マクドナルドのドライブスルーに並ぶ億万長者
ウォーレン・バフェットの資産は 1,440 億ドル (約 15 兆円) を超えます。世界で 5 本の指に入る大富豪です。そんな彼の毎朝のルーティンは、自宅からオフィスに向かう途中でマクドナルドのドライブスルーに寄ること。注文するのは、ソーセージマフィン (2.61 ドル)、ソーセージエッグチーズマフィン (3.17 ドル)、ベーコンエッグチーズビスケット (3.17 ドル) のどれか。その日の気分と、妻が車に入れてくれた小銭の額で決めるそうです。
15 兆円の資産を持つ人が、朝食に 500 円も使わない。高級ホテルのルームサービスでも、ミシュランの朝食でもなく、マクドナルド。これは単なるケチではありません。バフェットは「複利の思考」で生きているのです。
バフェットが見ている「本当の値段」
バフェットはかつてこう語っています。「私にとって 1 ドルは将来の 10 ドルだ。だから 1 ドルを使うときは 10 ドルを使う気持ちになる」。これは複利の本質を突いた言葉です。年利 10% で運用すれば、1 ドルは約 25 年で 10 ドルになります。バフェットの目には、3.17 ドルの朝食が「将来の 31.7 ドル」に見えているのです。

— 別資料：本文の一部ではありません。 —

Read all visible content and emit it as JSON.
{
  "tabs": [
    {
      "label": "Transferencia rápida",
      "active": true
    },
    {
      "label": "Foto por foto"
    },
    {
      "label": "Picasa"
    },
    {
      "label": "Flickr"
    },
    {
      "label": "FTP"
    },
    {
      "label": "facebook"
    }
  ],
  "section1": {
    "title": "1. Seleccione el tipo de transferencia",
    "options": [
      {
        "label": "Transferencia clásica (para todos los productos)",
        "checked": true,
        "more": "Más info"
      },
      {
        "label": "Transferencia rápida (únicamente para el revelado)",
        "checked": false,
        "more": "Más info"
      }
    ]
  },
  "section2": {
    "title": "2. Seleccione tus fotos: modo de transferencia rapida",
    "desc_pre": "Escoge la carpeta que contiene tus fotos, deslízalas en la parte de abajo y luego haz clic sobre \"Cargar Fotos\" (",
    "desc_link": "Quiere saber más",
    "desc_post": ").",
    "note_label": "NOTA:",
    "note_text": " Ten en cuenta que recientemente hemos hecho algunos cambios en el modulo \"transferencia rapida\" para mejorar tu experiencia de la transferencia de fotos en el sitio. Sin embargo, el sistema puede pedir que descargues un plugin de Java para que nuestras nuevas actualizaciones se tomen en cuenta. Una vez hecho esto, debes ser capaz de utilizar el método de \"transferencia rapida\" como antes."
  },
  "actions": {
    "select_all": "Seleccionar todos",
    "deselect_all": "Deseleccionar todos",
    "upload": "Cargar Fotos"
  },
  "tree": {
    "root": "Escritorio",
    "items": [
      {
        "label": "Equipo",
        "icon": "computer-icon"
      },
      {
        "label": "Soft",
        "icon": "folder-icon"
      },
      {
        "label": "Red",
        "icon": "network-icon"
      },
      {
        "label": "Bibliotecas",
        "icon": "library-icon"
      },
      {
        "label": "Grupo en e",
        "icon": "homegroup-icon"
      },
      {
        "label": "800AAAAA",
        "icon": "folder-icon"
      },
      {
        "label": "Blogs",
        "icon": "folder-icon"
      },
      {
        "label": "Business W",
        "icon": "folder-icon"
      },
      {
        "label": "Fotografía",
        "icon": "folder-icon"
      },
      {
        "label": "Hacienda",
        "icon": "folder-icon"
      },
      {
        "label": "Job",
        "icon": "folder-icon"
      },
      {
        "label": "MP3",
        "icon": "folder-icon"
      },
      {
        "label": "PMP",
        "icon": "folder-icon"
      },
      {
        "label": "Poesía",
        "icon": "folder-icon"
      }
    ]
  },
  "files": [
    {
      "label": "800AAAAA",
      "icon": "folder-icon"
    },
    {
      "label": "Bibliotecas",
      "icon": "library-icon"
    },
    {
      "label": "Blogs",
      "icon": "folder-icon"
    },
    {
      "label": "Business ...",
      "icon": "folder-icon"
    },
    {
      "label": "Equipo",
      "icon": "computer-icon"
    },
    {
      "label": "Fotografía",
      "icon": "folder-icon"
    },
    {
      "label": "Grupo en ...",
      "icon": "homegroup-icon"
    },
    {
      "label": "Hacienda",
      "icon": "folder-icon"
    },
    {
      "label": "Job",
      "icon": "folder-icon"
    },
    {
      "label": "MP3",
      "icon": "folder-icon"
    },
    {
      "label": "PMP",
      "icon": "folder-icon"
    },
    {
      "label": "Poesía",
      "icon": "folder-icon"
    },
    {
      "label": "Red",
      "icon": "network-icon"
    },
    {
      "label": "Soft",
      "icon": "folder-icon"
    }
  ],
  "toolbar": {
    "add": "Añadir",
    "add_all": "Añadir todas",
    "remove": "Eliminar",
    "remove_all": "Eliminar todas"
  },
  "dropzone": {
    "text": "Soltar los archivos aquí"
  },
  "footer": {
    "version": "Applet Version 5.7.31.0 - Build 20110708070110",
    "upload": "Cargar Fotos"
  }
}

もし毎朝 3.17 ドルの朝食を 30 ドルの高級朝食に変えたら、差額は 1 日約 27 ドル (約 4,000 円)。年間で約 146 万円。この 146 万円を年利 10% で 25 年運用すると約 1,580 万円です。朝食のグレードを上げるだけで、25 年後に 1,580 万円を失う。バフェットはこの計算が瞬時にできるから、マクドナルドを選ぶのです。
倹約は「我慢」ではなく「選択」
バフェットの倹約は、お金がないからではありません。15 兆円あれば毎朝フルコースを食べても一生困りません。彼が倹約するのは、「お金を使わないこと」自体に価値を感じているからです。使わなかったお金は投資に回り、複利で増え続ける。バフェットにとって、お金を使わないことは「未来の自分への投資」なのです。バフェットの投資哲学を解説した本を読むと、倹約と投資の関係がさらに深く理解できます。
私たちがバフェットのように 15 兆円を持つことはないでしょう。でも、「1 円を使うとき、それが将来いくらになるかを考える」という習慣は誰でも真似できます。毎朝のコンビニコーヒー 150 円を水筒に変えるだけで、年間 54,750 円の節約。これを年利 5% で 30 年運用すれば約 385 万円です。バフェットの朝食の話は、「小さな節約 × 複利 × 長い時間 = 大きな資産」という方程式を、世界一の投資家が自ら実践している証拠です。